Saving For Children's Education

Wednesday, 28 November 2012
One of the most common financial goals that couples have is to save money for their children's education, whether that be at a private school or a tertiary institution. Saving for this purpose is no different than saving for any other goal in life, yet there is a common misperception that funds need to be set aside separately or even in the child's name for this purpose. That can lead to a lower rate of investment return in some cases.

If you are going to save for your children's education, then you're probably looking at saving tens of thousands of dollars and it will take a number of years to get to that target.
That means starting when the child is young - in fact, probably at the preschool age. Anybody with preschoolers most probably has a mortgage. With mortgage interest rates being so high, the best place to put your money is into your mortgage to keep the interest payments down. If, for example, you are paying say 7.0% interest on your mortgage you would need to earn at least 7.0% after tax on an investment to make it worthwhile investing and not paying your mortgage. So pay off your debt as fast as you can, and then remortgage later if your still really want to help your kids.
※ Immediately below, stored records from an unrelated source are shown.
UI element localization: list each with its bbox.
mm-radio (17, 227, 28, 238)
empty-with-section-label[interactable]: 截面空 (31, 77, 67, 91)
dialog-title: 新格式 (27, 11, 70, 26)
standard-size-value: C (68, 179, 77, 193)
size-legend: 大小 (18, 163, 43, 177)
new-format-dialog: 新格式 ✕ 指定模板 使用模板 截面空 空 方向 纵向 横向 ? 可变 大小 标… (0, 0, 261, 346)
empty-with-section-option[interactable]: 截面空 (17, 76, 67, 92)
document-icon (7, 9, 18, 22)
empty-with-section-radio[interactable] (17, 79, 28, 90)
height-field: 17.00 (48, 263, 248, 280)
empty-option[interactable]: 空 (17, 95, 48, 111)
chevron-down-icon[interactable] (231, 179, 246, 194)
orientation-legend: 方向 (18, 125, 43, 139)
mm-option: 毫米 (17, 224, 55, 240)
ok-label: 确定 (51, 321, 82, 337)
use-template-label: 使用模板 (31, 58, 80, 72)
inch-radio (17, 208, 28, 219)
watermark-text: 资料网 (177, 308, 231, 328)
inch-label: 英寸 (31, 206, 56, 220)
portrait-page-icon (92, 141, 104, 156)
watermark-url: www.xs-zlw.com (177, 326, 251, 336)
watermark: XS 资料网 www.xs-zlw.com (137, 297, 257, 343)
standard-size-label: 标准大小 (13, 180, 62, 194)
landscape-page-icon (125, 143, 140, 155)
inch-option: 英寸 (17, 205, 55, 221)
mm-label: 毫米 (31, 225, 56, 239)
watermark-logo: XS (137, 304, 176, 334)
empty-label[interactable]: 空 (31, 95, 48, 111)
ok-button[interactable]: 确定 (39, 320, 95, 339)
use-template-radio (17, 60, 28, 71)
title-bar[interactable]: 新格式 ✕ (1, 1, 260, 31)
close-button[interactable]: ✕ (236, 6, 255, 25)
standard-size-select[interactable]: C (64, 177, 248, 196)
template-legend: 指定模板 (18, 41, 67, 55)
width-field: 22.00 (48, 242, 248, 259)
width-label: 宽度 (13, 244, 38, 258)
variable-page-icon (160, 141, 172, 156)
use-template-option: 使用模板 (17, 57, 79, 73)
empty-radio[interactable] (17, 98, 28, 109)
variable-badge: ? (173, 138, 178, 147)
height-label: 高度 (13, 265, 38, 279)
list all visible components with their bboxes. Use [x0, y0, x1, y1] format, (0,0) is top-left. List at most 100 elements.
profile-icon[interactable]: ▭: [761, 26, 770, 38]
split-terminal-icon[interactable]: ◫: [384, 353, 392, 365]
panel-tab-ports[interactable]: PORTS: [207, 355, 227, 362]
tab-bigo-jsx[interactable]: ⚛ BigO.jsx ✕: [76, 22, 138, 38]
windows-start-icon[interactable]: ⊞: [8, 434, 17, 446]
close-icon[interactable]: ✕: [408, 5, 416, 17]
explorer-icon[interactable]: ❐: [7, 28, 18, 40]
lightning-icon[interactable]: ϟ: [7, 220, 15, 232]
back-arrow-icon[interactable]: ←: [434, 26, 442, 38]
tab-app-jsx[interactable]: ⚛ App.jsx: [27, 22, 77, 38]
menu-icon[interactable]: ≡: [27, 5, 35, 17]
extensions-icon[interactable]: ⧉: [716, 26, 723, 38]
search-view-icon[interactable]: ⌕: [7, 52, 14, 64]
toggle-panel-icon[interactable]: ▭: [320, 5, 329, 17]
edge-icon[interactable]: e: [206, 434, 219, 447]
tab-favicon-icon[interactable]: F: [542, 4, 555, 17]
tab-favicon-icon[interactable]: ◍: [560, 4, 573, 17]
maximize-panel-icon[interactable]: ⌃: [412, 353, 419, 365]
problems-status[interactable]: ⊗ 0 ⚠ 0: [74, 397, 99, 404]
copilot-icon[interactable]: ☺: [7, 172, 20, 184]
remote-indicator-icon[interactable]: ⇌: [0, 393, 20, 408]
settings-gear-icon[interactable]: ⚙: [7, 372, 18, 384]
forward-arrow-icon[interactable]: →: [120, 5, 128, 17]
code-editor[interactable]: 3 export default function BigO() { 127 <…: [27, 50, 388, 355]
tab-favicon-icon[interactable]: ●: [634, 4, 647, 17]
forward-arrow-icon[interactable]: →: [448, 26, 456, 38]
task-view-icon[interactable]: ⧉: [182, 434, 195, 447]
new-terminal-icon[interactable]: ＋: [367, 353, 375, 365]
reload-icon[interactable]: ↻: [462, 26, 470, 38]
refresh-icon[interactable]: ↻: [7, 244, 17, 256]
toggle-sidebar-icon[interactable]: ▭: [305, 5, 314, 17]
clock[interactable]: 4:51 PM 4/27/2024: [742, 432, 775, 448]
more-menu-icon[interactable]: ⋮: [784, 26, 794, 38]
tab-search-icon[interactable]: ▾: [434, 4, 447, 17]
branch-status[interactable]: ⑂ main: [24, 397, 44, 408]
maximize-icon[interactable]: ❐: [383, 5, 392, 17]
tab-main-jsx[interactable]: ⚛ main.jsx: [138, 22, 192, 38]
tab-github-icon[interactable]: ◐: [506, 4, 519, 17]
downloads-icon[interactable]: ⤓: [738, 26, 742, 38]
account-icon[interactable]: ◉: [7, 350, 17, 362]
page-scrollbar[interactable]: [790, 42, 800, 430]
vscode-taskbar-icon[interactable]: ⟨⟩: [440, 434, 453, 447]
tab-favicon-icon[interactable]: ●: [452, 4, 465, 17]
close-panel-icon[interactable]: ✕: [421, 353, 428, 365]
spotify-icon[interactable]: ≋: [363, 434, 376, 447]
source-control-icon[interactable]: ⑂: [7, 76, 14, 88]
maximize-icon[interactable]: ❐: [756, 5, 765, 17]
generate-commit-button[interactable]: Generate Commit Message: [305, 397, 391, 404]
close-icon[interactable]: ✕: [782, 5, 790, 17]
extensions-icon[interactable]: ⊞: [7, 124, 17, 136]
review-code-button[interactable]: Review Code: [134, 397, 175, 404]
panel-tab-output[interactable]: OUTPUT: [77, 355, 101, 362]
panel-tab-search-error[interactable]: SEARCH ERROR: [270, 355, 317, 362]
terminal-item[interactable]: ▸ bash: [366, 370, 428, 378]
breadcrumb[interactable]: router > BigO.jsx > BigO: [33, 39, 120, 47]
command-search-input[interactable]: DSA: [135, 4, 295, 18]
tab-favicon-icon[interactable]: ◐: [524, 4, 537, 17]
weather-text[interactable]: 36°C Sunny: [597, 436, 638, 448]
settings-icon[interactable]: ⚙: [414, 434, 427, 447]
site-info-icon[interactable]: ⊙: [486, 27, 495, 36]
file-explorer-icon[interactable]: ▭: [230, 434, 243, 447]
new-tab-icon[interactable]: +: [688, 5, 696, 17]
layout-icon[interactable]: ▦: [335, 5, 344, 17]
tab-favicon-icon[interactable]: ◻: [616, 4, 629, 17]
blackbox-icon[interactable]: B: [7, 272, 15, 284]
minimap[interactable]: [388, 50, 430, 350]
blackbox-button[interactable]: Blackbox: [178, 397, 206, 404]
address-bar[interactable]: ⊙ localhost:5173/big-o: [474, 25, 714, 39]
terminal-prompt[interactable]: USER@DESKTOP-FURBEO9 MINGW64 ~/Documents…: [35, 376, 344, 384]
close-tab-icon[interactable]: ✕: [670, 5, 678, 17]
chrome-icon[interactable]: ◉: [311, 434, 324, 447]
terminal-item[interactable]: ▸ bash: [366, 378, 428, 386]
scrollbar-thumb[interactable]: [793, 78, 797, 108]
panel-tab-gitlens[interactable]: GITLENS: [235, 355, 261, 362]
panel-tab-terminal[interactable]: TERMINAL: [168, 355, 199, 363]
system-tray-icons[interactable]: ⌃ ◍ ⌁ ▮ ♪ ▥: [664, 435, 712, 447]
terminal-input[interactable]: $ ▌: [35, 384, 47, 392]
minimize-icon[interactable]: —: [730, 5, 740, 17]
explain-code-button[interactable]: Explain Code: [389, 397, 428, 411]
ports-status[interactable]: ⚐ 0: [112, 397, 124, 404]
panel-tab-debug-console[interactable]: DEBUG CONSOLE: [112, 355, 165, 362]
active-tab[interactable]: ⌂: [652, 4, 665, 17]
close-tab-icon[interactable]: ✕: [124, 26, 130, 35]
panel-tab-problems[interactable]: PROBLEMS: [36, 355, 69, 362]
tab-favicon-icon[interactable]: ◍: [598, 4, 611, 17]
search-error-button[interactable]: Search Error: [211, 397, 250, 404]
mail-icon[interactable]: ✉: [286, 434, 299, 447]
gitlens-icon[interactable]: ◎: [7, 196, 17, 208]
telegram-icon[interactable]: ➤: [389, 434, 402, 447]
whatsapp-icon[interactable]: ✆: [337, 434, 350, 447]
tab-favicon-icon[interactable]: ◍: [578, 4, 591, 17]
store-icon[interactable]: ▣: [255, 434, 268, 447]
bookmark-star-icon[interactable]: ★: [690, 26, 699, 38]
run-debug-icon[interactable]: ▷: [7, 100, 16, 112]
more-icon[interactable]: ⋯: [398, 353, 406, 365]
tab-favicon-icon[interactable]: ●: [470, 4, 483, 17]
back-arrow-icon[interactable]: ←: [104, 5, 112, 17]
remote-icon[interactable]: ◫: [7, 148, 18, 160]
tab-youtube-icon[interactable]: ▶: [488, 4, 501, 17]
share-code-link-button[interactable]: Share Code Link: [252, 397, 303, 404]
If you have grandchildren that you wish to provide for, the situation may be a little different. You probably won't have a mortgage and you may wish to make funds available that are clearly earmarked for your grandchildren and clearly specified to be used only for education costs. A good way of achieving these objectives is to set up an education trust. This can be done through a solicitor or trustee company. There will be a fee involved to establish and maintain the trust, but there will be safeguards in place to ensure that the funds are used for the purpose you intend. An education trust can be particularly useful in certain situations, for example, where there is a relationship breakdown between parents and a parent or grandparent wishes to make funds available without the risk of the money being used for a different purpose. An education trust can also be used where funds might be at risk of a possible future claim by business creditors.

There are specialist funds available that offer educational scholarships. The idea is that you contribute a regular amount into the fund and, if your child attends a tertiary institution there is a scholarship payable. Such funds need to be looked at carefully in terms of the likelihood of your child attending a tertiary institution and, in the event they do, the value of the scholarship in relation to the funds invested.